Here is another issue of MRS Bulletin Energy Quarterly devoted to the ways in which materials can help in the quest for a sustainable energy supply. According to the Organization for Economic Cooperation and Development, the world’s middle class will grow from about 1.8 billion people today to 5 billion in 2030; and if there is one thing we know about the middle class, it is that they consume energy. The challenge is huge. The world has to grow its energy delivery capacity and somehow reduce the environmental impact of all that energy conversion too.

A challenge is just an opportunity in disguise, and the opportunity is to build a clean, efficient, and sustainable energy conversion infrastructure worldwide. That’s the upside. The downside is that if we miss this opportunity, then we will go decades into the future using technologies that impair our environment.
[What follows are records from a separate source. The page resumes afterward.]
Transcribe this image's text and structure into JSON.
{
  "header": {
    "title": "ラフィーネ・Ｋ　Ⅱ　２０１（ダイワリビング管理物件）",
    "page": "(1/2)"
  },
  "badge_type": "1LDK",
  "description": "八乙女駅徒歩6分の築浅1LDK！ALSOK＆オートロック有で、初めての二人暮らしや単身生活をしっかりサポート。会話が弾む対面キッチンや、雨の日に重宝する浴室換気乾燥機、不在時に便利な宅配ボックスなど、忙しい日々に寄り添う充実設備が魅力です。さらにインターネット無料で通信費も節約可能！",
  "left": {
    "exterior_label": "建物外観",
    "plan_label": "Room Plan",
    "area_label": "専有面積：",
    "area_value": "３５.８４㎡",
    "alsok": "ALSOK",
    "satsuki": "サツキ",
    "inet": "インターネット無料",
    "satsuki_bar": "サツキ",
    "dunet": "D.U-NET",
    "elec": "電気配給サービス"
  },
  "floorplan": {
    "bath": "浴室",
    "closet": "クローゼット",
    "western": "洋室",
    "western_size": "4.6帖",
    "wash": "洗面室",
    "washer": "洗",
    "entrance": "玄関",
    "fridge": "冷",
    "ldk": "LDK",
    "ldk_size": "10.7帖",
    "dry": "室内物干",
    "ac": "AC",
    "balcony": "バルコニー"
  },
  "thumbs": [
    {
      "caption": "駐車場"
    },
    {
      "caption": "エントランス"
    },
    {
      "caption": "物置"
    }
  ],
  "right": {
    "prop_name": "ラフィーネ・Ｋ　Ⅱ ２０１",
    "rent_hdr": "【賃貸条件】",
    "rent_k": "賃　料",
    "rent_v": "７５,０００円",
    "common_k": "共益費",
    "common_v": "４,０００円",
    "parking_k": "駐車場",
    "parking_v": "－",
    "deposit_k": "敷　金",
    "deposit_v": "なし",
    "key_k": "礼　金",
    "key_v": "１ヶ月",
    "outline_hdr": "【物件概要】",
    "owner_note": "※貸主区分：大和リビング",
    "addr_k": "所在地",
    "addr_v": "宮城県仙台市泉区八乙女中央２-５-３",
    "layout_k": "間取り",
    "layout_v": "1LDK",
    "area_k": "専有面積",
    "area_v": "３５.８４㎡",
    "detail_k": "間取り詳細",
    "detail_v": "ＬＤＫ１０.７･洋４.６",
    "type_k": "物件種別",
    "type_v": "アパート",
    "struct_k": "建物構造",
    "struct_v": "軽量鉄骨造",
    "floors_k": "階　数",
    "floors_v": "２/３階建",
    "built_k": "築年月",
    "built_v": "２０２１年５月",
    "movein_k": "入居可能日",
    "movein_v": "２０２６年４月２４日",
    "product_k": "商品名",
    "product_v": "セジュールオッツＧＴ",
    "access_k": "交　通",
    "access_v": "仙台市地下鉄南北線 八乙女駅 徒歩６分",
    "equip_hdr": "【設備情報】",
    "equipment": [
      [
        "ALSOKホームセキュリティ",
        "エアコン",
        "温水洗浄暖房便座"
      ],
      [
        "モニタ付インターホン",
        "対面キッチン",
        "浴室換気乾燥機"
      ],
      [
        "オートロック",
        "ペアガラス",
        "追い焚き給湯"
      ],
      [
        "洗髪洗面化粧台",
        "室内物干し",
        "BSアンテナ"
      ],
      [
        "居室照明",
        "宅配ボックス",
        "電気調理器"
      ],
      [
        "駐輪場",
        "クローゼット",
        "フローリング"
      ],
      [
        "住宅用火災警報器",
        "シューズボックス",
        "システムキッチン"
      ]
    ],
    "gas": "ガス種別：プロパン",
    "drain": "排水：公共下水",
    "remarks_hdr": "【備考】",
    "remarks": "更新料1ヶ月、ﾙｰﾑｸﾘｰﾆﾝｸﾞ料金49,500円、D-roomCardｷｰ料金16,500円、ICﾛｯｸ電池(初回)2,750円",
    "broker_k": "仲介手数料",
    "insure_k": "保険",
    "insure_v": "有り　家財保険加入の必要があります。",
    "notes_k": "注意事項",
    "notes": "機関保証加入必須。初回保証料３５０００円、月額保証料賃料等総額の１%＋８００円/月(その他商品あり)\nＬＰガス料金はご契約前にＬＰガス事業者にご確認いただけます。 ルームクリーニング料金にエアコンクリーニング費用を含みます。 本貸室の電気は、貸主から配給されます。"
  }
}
Many things influence the choice between clean technologies and traditional ones, but the first is always cost. New technologies must either be cheaper than the ones they replace, or offer something that the consumer is really interested in buying: energy is about as basic a commodity as there is, so cost tends to win over enhanced features, especially invisible ones such as low environmental impact. A second “decider” has emerged in recent years, and it is the materials. Cleaner energy production and more efficient consumption tend to rely on technologies that use more specialized materials like neodymium and dysprosium for generators and motors, terbium and europium for phosphors, lithium for batteries, and many others that are required to make advanced technologies work. Large-scale deployment demands large supplies of materials, and the lack of a supply chain can prevent a technology from taking hold. As we consider what our materials can do for the energy economy, we also need to know where those materials are going to come from, and how much they will cost.

Nothing is available without the right materials. And certainly not clean energy.